Он стоял полностью обнаженный. Внезапно настороженность вернулась, алкоголь в организме превратился в воду; невероятное надвигалось, становясь реальным, безмерным, происходящим здесь и сейчас.
— Ну, вот! — сказала она. — Теперь можешь снять повязку!
Ах! Ее духи больше не скрывали запаха склепа, и говорила она не голосом девушки, а сухим шепотом, срывавшимся со сморщенных за долгие столетия губ; и рука, которую он держал, была…
Гарри высоко подскочил, стремясь стряхнуть тварь, которая вцепилась в его руку, и громко, протестующе вопя, однако эхо черного подвала возвращалось к нему безумным смехом. Подпрыгивая, он наткнулся на стену, всем своим пылающим, сверхчувствительным телом ощутив прикосновение к чудовищному барельефу на ней!
И, отпрянув от стены, споткнулся, растянулся и задел рукой шкатулку, которая, как ему помнилось, стояла в ногах кушетки. Вот только сейчас она была открыта!
Что-то мохнатое и одновременно липко-влажное прильнуло к его обнаженной ноге, и он снова в бешенстве отпрыгнул во тьму, бессвязно бормоча что-то, не в силах охватить разумом происходящее.

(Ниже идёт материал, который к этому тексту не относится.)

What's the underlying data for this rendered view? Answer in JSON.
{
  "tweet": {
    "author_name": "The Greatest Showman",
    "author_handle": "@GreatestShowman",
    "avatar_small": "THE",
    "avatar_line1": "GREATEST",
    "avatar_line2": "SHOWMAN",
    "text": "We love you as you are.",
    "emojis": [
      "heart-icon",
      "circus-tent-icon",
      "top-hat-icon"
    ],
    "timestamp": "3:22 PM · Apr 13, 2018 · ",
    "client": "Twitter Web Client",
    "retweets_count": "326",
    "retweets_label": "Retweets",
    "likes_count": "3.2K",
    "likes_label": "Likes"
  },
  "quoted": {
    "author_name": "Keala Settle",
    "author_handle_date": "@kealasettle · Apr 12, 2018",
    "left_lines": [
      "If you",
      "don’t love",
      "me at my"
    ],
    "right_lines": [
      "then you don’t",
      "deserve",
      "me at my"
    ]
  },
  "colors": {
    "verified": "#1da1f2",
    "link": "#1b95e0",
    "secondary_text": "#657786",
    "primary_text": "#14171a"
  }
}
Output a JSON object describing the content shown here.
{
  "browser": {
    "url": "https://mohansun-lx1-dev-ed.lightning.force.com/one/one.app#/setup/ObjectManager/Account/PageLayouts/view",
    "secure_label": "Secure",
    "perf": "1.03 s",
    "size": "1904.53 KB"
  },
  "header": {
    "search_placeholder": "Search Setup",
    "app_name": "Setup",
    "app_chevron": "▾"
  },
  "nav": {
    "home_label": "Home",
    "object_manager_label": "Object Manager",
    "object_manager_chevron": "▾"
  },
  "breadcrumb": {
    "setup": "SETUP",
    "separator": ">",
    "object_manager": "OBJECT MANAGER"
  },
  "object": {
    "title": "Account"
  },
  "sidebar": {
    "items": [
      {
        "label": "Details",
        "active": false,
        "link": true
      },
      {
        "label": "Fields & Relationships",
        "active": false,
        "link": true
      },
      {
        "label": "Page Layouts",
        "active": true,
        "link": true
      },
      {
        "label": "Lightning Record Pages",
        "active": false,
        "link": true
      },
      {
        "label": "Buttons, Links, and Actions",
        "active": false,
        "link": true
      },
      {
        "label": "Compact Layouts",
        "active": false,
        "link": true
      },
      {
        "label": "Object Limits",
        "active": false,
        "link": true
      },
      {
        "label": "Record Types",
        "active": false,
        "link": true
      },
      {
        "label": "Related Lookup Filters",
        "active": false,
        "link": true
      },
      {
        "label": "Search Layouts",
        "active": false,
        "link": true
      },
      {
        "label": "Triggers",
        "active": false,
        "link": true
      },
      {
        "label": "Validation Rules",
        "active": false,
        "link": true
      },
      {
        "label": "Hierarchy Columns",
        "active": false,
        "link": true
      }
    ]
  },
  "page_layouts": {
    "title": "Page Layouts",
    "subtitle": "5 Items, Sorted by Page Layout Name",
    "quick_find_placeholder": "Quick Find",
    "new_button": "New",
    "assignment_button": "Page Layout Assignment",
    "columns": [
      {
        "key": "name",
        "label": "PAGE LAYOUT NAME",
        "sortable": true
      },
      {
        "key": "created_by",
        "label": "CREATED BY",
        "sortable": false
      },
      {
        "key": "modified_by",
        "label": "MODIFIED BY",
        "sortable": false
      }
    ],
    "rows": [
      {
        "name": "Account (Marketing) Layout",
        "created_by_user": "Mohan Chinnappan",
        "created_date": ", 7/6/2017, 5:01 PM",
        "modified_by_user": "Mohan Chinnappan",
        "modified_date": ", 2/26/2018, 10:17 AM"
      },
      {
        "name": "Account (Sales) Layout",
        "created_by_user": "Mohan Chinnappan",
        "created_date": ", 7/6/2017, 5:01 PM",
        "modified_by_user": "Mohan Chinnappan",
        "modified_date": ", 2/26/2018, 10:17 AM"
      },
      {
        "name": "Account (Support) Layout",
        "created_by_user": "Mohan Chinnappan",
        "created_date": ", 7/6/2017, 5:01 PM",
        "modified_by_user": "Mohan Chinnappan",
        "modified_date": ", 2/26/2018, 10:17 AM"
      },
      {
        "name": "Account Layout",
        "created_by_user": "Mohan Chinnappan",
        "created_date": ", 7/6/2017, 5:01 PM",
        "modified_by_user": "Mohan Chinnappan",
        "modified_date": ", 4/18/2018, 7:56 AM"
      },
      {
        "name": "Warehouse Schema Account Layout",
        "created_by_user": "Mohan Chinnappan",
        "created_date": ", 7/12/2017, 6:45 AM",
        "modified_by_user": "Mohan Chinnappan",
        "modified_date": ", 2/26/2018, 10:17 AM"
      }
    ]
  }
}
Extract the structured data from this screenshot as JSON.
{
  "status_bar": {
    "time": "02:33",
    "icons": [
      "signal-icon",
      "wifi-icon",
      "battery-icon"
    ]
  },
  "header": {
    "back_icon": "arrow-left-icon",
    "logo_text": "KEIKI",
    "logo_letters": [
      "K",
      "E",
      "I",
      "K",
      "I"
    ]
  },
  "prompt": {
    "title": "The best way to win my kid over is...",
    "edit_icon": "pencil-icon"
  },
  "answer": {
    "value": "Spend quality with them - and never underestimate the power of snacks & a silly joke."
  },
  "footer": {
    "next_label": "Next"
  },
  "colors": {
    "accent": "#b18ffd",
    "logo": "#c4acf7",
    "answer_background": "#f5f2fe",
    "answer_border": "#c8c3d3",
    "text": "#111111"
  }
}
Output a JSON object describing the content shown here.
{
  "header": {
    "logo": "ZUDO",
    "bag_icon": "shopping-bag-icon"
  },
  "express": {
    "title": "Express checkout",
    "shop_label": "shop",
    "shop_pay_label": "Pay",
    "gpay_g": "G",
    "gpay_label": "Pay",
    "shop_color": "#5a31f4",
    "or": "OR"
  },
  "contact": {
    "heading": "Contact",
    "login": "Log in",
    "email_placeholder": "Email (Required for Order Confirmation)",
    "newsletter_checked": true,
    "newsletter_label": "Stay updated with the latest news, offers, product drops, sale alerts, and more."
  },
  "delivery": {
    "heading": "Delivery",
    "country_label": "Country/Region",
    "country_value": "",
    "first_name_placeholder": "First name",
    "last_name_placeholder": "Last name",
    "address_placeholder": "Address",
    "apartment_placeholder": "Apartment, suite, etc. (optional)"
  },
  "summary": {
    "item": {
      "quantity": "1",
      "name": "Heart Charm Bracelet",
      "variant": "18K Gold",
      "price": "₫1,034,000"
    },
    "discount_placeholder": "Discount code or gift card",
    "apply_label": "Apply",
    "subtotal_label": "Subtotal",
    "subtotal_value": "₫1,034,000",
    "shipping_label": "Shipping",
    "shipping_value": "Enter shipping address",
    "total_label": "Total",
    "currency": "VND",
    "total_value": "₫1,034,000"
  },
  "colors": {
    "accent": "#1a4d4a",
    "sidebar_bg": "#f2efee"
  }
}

В конце концов от всех этих телодвижений красная маска и черный шелковый платок, которые он до сих пор не осмеливался снять, соскользнули с лица… И он обрел силу десяти человек, такую силу, что ничто естественное или даже противоестественное не могло удержать его в темной пещере под развалинами.